A bit background: Spark and Flink are both frameworks with their own execution engine. Scalding is tightly coupled with Cascading + Hadoop as it's execution engine (also tez WIP). Dataflow Java SDK/Apache BEAM on the other hand is designed to be a simple abstraction with pluggable engines and Cloud Dataflow service is just one of the many runners possible.

Right now there are:

- local runner

- Dataflow runner, fully managed service in GCP

- Spark runner

- Flink runner

Scio wraps Dataflow Java SDK(Apache BEAM) and can potentially leverage any runner available.

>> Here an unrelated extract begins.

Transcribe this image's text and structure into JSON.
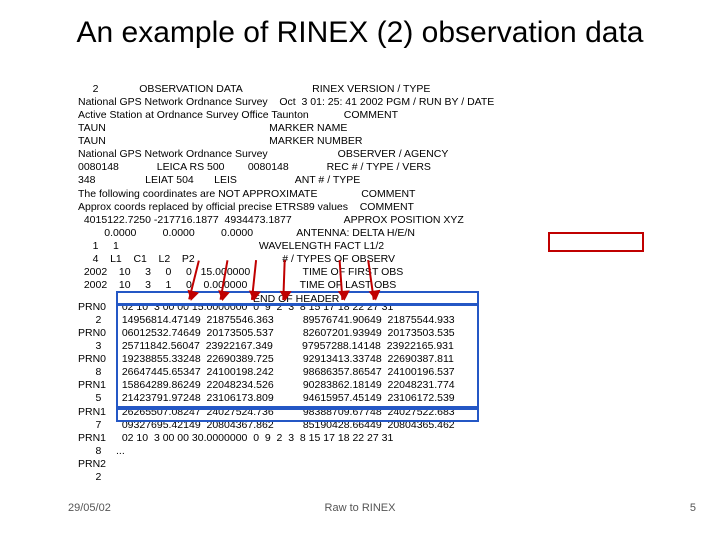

Interesting project, glad to see more and more organisation are using Scala with Data projects.
scio is also the name for a portable molecular sensor: https://www.consumerphysics.com/myscio/scio
this is cool! thanks for mentioning it, i may have to grab myself a unit or two.
this is the best non-thread related thread-related post ever. very cool!!
Is this native? Or just a Scala wrapper?
I would expect it to be as native as Google's own Java API [1], though it is still just the API, not the actual backend.

[1] https://github.com/GoogleCloudPlatform/DataflowJavaSDK

Correct it's a thin Scala wrapper with some additional features. Execution is delegated to Dataflow/BEAM.
Any plan to port it to Beam?
Scio author here. Yes as soon as BEAM finishes bootstrapping.